Às vezes são horas sem acontecer nada. Apenas o barulho da mata, dos helicópteros, o sol da tarde e os sinais do cansaço de quem quase não dormiu por mais de dois dias. Quando o calor é grande, o jeito é tirar o peso do uniforme de operações por um minuto, para o alívio. Mas basta uma mensagem urgente no celular ou alguém gritando ao longe para que a equipe rapidamente feche os zíperes, amarre as botas e afivele os capacetes para entrar nos jipes e dar a ignição. Prancha de salvamento, cordas, mochilas com o material de primeiros socorros. Ninguém sabe o que irá encontrar na “zona quente”, como se chama no jargão a área mapeada para os resgates em situações de desastres ou eventos com múltiplas vítimas.

Às 15:47 deste domingo, 27 de janeiro, os socorristas voluntários da Cruz Vermelha Brasileira – Filial Minas Gerais (CVB-MG) saíram para atender a mais um chamado desses, quando estavam na Estação do Conhecimento de Brumadinho, sede dos trabalhos humanitários na região do rompimento da barragem do Córrego do Feijão, da mineradora Vale. “Recebemos uma demanda de urgência para verificar a possível localização de um sobrevivente por meio do sinal de um telefone celular. Se o celular estava ligado próximo, poderia haver alguém ali com vida. Era um terreno de vegetação bastante fechada, bem próximo da lama”, relata Walter de Moraes, 42 anos, um dos 50 integrantes da equipe da Cruz Vermelha em Minas que têm atuado na missão desde o primeiro momento.

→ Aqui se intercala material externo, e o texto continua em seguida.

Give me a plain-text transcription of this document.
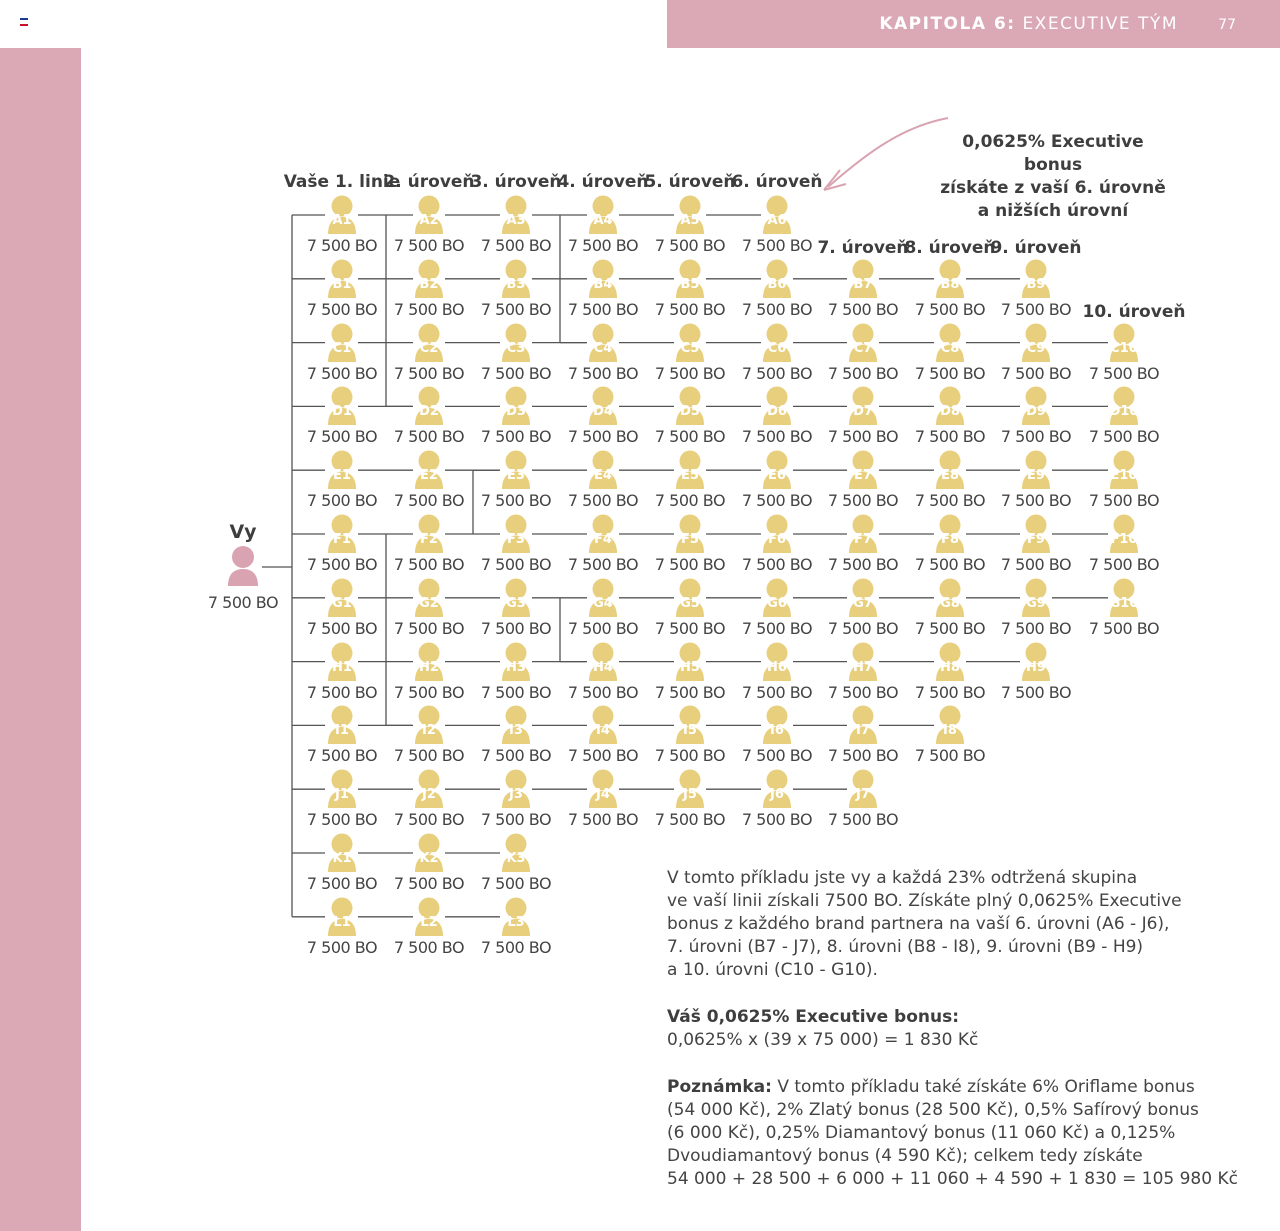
KAPITOLA 6: EXECUTIVE TÝM	77
0,0625% Executive bonus
získáte z vaší 6. úrovně
a nižších úrovní
Vaše 1. linie
2. úroveň
3. úroveň
4. úroveň
5. úroveň
6. úroveň
7. úroveň
8. úroveň
9. úroveň
10. úroveň
Vy
7 500 BO
A1
7 500 BO
A2
7 500 BO
A3
7 500 BO
A4
7 500 BO
A5
7 500 BO
A6
7 500 BO
B1
7 500 BO
B2
7 500 BO
B3
7 500 BO
B4
7 500 BO
B5
7 500 BO
B6
7 500 BO
B7
7 500 BO
B8
7 500 BO
B9
7 500 BO
C1
7 500 BO
C2
7 500 BO
C3
7 500 BO
C4
7 500 BO
C5
7 500 BO
C6
7 500 BO
C7
7 500 BO
C8
7 500 BO
C9
7 500 BO
C10
7 500 BO
D1
7 500 BO
D2
7 500 BO
D3
7 500 BO
D4
7 500 BO
D5
7 500 BO
D6
7 500 BO
D7
7 500 BO
D8
7 500 BO
D9
7 500 BO
D10
7 500 BO
E1
7 500 BO
E2
7 500 BO
E3
7 500 BO
E4
7 500 BO
E5
7 500 BO
E6
7 500 BO
E7
7 500 BO
E8
7 500 BO
E9
7 500 BO
E10
7 500 BO
F1
7 500 BO
F2
7 500 BO
F3
7 500 BO
F4
7 500 BO
F5
7 500 BO
F6
7 500 BO
F7
7 500 BO
F8
7 500 BO
F9
7 500 BO
F10
7 500 BO
G1
7 500 BO
G2
7 500 BO
G3
7 500 BO
G4
7 500 BO
G5
7 500 BO
G6
7 500 BO
G7
7 500 BO
G8
7 500 BO
G9
7 500 BO
G10
7 500 BO
H1
7 500 BO
H2
7 500 BO
H3
7 500 BO
H4
7 500 BO
H5
7 500 BO
H6
7 500 BO
H7
7 500 BO
H8
7 500 BO
H9
7 500 BO
I1
7 500 BO
I2
7 500 BO
I3
7 500 BO
I4
7 500 BO
I5
7 500 BO
I6
7 500 BO
I7
7 500 BO
I8
7 500 BO
J1
7 500 BO
J2
7 500 BO
J3
7 500 BO
J4
7 500 BO
J5
7 500 BO
J6
7 500 BO
J7
7 500 BO
K1
7 500 BO
K2
7 500 BO
K3
7 500 BO
L1
7 500 BO
L2
7 500 BO
L3
7 500 BO
V tomto příkladu jste vy a každá 23% odtržená skupina
ve vaší linii získali 7500 BO. Získáte plný 0,0625% Executive
bonus z každého brand partnera na vaší 6. úrovni (A6 - J6),
7. úrovni (B7 - J7), 8. úrovni (B8 - I8), 9. úrovni (B9 - H9)
a 10. úrovni (C10 - G10).
Váš 0,0625% Executive bonus:
0,0625% x (39 x 75 000) = 1 830 Kč
Poznámka: V tomto příkladu také získáte 6% Oriflame bonus
(54 000 Kč), 2% Zlatý bonus (28 500 Kč), 0,5% Safírový bonus
(6 000 Kč), 0,25% Diamantový bonus (11 060 Kč) a 0,125%
Dvoudiamantový bonus (4 590 Kč); celkem tedy získáte
54 000 + 28 500 + 6 000 + 11 060 + 4 590 + 1 830 = 105 980 Kč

Era ainda o início da tarde da sexta-feira (25) quando o grupo foi convocado para se reunir na sede da instituição, na região central de Belo Horizonte, e de lá partir imediatamente em comboio de veículos 4×4 para averiguar a dimensão da tragédia de rompimento da barragem e se somar às equipes nas buscas. São membros do time especializado de emergência e resgate da Cruz Vermelha em Minas, constantemente treinados, que já atuaram em situações como o rompimento de barragem em Mariana (MG) no ano de 2015 e as chuvas no estado e na região serrana do Rio de Janeiro em 2011. Os jipes são utilizados para o acesso em condições terrestres desfavoráveis, lama ou regiões remotas não alcançadas por outros veículos.

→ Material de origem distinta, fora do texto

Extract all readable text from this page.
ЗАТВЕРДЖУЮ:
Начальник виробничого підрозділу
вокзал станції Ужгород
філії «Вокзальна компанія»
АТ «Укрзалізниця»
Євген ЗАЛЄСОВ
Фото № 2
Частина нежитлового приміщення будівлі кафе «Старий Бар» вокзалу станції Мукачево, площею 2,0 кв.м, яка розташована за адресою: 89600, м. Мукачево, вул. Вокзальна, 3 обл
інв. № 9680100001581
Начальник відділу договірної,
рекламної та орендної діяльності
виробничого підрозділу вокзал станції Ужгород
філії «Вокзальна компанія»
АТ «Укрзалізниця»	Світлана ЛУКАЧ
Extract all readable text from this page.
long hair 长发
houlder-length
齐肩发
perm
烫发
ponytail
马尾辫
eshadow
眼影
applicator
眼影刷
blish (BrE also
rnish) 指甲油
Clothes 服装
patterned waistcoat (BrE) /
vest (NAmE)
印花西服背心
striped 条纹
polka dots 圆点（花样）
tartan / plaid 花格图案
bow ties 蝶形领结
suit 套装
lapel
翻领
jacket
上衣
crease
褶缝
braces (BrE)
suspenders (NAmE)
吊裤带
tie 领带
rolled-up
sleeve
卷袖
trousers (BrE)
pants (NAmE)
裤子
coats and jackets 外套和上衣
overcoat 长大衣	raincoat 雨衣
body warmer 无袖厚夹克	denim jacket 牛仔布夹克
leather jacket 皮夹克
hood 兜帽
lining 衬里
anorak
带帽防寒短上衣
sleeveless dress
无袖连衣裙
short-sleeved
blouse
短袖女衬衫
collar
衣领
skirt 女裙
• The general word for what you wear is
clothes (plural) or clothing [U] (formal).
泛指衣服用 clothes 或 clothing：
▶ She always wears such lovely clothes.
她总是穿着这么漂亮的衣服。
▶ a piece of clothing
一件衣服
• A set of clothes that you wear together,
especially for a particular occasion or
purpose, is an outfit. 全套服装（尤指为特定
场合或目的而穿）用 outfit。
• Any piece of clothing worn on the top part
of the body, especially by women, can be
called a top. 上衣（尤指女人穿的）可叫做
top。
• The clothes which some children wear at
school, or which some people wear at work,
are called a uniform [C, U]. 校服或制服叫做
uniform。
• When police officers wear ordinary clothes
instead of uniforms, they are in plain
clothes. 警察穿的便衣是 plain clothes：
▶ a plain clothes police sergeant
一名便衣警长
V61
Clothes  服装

No trabalho de resgate Brumadinho, a equipe precisa de grande cuidado e técnica para acessar a região soterrada e buscar possíveis vítimas. Os rejeitos da barragem formam um solo movediço, onde a firmeza trapaceia cada nova pegada com a possibilidade de afundar. Em grupos pequenos, amarrados uns aos outros, utilizando varetas para atestar a profundidade, os membros do grupo da Cruz Vermelha chegam a ter lama até a cintura nas ações, em um processo lento. A comunicação efetiva entre o time e a atenção aos procedimentos já ensaiados nos treinamentos são cruciais para realizar a tarefa. As chances de encontrar sobreviventes caem consideravelmente com o passar do tempo.

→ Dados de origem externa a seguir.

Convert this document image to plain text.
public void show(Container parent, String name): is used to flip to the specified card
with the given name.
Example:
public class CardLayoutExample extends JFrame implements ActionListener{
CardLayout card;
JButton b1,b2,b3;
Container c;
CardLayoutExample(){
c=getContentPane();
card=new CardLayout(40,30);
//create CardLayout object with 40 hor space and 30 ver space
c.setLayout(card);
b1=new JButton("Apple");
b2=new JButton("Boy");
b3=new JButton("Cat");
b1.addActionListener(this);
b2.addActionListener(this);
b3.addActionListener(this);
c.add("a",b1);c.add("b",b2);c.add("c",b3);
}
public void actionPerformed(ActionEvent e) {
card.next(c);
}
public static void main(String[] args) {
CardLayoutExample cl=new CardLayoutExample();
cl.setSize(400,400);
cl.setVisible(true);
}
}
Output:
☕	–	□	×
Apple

EVACUAÇÕES, CADASTROS, CONTATOS

De acordo com o diretor de Projetos da CVB-MG e coordenador do grupo, Bernardo Eliazar, a Cruz Vermelha realizou diversas outras ações, além do resgate direto, desde o primeiro momento. “A equipe precisou agir, por exemplo, na evacuação do bairro Pires, quando a sirene de alerta foi acionada na madrugada do domingo”, explica. Dessa vez o trabalho foi convencer as famílias que não queriam sair de suas casas a deixar o local. A evacuação de emergência foi decretada após as equipes de resgate avaliarem a possibilidade do rompimento de outra barragem próxima à cidade, em um dos momentos mais delicados da operação.

Já no centro de assistência às famílias das vítimas e moradores, a Cruz Vermelha se prontificou, principalmente, no trabalho acolhida e cadastro, em contato com as centenas de pessoas que procuram informações durante todo o dia. O trabalho é realizado em parceria com a Defensoria Pública de Minas Gerais, Polícia Civil do estado e o poder público municipal. Mães que procuram por filhos, irmãos que perderam o contato pelo celular, familiares e amigos que enfrentam um forte estado emocional e que precisam, às vezes, do próprio atendimento de saúde ao passarem mal durante a espera.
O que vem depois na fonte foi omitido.